School board plays name game
The school board has received four requests for renaming buildings.
By HAROLD GWIN
VINDICATOR EDUCATION WRITER
YOUNGSTOWN — School buildings here have been named for presidents, former superintendents and community leaders.
People who have made significant contributions to the Youngstown educational system, Youngstown itself or the nation have been honored by the local school board naming district facilities after them.
There may not be enough unnamed schools left to go around to meet all of the renaming requests the city school board has recently received.
Most buildings are named for specific individuals, but North and West elementaries and East High School are basically named for the section of town in which they are located.
The district’s $180 million rebuilding program appears to have prompted the renaming requests as some old buildings are closed and new ones erected.
For example, the board has received a number of proposals to give the new North Elementary School a new name when it opens on Mariner Avenue next fall.
Rosa Parks, Martin Luther King Jr. and William Holmes McGuffey have all been suggested as potential honorees.
On Tuesday, members of the family of the late Emanuel Nicholas “Mel” Catsoules, a former city school superintendent, appeared before the board asking that a school be named for him.

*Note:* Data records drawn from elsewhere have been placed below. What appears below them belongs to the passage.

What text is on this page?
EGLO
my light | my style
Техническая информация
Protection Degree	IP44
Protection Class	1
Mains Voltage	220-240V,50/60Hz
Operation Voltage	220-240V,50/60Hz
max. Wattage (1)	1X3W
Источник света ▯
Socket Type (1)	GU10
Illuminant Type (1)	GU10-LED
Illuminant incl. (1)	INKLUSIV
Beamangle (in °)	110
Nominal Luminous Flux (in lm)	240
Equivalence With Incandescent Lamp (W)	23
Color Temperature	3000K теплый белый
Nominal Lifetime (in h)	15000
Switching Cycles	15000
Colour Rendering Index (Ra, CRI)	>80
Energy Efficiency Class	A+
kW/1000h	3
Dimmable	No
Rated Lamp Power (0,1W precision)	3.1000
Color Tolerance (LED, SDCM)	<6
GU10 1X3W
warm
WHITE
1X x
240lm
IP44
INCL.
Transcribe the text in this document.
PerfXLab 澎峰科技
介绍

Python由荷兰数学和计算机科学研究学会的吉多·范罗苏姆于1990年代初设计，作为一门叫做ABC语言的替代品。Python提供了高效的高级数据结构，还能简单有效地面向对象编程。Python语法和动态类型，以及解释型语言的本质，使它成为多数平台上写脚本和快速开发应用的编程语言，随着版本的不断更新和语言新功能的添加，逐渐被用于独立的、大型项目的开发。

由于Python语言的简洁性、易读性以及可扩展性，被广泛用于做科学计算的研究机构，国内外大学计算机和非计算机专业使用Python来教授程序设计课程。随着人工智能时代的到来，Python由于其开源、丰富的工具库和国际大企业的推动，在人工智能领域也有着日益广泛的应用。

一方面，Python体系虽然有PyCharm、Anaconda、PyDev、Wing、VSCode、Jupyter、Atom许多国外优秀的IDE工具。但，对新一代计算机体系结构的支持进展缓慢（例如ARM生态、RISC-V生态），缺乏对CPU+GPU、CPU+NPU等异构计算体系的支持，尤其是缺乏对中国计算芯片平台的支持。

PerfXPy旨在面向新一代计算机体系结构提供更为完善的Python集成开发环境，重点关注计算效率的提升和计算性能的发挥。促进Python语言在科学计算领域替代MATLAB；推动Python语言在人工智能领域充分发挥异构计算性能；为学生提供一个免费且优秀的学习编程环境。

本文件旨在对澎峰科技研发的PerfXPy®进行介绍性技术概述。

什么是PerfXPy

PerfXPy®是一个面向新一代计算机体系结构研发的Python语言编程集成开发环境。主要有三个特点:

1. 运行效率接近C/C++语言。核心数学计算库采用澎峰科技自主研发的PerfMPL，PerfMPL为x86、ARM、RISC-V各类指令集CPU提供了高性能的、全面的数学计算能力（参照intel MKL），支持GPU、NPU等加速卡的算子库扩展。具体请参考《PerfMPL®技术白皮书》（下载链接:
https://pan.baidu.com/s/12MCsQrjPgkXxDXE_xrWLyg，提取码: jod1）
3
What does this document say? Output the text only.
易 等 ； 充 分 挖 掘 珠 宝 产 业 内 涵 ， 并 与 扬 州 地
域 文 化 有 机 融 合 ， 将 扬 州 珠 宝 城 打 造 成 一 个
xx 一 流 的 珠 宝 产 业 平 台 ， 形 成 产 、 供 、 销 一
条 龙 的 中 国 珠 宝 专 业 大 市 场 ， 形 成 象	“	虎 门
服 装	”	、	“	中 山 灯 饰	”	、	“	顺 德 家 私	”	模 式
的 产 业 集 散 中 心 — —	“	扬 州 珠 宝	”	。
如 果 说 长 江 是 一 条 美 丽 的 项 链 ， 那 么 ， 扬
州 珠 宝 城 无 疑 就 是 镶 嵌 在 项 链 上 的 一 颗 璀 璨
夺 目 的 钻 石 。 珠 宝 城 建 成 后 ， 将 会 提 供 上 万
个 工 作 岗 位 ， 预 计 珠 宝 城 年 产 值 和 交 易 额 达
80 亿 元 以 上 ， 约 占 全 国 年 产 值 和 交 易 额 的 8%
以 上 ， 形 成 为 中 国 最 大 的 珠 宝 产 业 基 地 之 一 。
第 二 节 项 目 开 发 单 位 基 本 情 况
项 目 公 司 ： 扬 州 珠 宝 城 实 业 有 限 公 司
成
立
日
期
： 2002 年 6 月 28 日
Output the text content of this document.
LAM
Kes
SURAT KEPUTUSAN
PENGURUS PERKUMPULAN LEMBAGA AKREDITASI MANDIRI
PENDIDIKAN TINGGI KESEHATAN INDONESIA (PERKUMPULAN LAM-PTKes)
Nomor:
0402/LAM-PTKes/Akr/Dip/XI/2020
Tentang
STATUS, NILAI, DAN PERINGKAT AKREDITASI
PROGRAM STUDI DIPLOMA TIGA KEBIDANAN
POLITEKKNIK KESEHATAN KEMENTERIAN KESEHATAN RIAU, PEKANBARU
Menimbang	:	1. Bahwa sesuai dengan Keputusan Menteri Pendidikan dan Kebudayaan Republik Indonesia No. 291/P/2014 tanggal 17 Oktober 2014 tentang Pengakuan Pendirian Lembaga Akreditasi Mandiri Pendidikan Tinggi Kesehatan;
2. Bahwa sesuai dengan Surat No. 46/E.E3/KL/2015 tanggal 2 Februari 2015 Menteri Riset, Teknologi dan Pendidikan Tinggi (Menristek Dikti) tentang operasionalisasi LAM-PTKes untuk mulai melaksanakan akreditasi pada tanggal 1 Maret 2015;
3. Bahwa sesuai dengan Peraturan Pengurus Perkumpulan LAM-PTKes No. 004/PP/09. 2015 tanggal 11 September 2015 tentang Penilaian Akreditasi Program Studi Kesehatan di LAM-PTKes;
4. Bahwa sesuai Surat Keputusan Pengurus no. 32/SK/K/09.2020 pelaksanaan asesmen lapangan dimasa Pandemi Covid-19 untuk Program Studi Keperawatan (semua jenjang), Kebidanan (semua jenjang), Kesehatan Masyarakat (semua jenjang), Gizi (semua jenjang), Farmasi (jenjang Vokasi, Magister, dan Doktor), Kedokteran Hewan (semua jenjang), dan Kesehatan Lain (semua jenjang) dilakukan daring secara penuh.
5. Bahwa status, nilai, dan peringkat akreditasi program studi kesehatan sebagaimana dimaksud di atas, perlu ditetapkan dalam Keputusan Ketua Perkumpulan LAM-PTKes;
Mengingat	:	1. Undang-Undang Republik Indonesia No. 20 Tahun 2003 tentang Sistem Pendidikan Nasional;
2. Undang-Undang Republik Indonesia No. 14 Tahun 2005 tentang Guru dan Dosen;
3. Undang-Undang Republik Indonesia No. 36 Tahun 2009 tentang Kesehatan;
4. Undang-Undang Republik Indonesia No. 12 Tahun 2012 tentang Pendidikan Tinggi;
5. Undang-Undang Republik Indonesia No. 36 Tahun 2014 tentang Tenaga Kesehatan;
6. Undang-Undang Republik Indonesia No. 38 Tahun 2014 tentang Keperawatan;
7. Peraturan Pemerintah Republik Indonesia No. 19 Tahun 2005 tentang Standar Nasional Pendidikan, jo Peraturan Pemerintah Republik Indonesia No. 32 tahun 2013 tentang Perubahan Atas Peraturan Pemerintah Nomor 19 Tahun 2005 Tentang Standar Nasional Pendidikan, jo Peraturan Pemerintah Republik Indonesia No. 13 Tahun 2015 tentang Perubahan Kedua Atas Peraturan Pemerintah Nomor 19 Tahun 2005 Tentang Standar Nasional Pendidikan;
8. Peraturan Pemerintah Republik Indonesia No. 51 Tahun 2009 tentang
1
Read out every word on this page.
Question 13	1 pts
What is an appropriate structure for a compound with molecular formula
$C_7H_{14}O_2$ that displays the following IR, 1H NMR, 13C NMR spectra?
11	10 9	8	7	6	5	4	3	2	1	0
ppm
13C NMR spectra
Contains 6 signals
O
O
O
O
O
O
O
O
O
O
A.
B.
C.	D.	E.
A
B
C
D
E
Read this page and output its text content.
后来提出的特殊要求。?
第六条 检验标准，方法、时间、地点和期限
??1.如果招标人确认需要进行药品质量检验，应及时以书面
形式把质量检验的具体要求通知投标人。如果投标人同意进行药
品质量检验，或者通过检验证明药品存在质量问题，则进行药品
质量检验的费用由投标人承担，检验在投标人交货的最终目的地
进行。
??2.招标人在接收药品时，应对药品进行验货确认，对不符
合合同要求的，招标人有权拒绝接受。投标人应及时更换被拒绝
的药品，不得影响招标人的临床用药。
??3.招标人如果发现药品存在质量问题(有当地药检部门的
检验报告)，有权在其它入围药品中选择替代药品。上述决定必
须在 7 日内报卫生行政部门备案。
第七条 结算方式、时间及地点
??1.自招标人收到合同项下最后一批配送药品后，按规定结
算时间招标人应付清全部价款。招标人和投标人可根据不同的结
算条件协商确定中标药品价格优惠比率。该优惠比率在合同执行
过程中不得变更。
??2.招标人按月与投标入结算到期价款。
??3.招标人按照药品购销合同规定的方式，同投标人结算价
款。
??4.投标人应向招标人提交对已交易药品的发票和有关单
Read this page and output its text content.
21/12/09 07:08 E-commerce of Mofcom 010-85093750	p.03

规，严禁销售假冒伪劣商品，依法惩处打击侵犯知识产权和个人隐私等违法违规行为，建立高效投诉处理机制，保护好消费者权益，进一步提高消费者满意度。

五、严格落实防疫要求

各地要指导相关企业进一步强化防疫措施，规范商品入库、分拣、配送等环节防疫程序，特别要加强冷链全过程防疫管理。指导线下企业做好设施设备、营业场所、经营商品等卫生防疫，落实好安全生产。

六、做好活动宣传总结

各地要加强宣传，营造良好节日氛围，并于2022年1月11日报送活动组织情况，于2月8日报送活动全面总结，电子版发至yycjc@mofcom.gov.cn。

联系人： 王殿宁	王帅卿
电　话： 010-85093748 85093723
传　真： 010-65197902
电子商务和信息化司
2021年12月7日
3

Nicholas Catsoules, his son, pointed out that his father gave 28 years to the school district, 14 of them as superintendent. Catsoules said his family sent the school board a letter about a year ago asking for the honor and decided to renew their request in person after learning that a number of other individuals and groups have been making similar requests.
He didn’t specify a specific building, but naming a school in his father’s honor would establish his legacy, said Catsoules, who was joined at the meeting by his mother, Caroline.
There is no better role model than Emanuel Catsoules for showing children that they can overcome obstacles and succeed, Nicholas Catsoules told the board, pointing out that his father was the son of immigrant parents and couldn’t even speak English when he went to first grade.
Youngstown has a Martin Luther King building, but it is being razed as part of the rebuilding project.
School board member Lock P. Beachum Sr. and the A. Philip Randolph Institute of Youngstown, named for the late black civil rights activist and labor leader, have proposed North be named after King.
It was also Beachum who, 18 months ago, suggested North be named for civil rights activist Rosa Parks.
The William Holmes McGuffey Historical Society and a number of other community organizations have proposed that it be given the McGuffey name in recognition of “America’s Schoolmaster” who grew up here.
McGuffey wrote the famed “Eclectic Readers,” which were a mainstay in American education for decades.
Youngstown did have a couple of schools bearing McGuffey’s name, but the last was razed in 1940.
The Rev. Michael Write, school board president, pointing out that school names are a prerogative of the school board, has appointed a three-member facilities committee to look at the school naming process, and that group will meet today.
Write said all the requests have merit, and one way the board might try to accommodate everyone is to name certain sections of buildings — a library for example — in honor of selected individuals.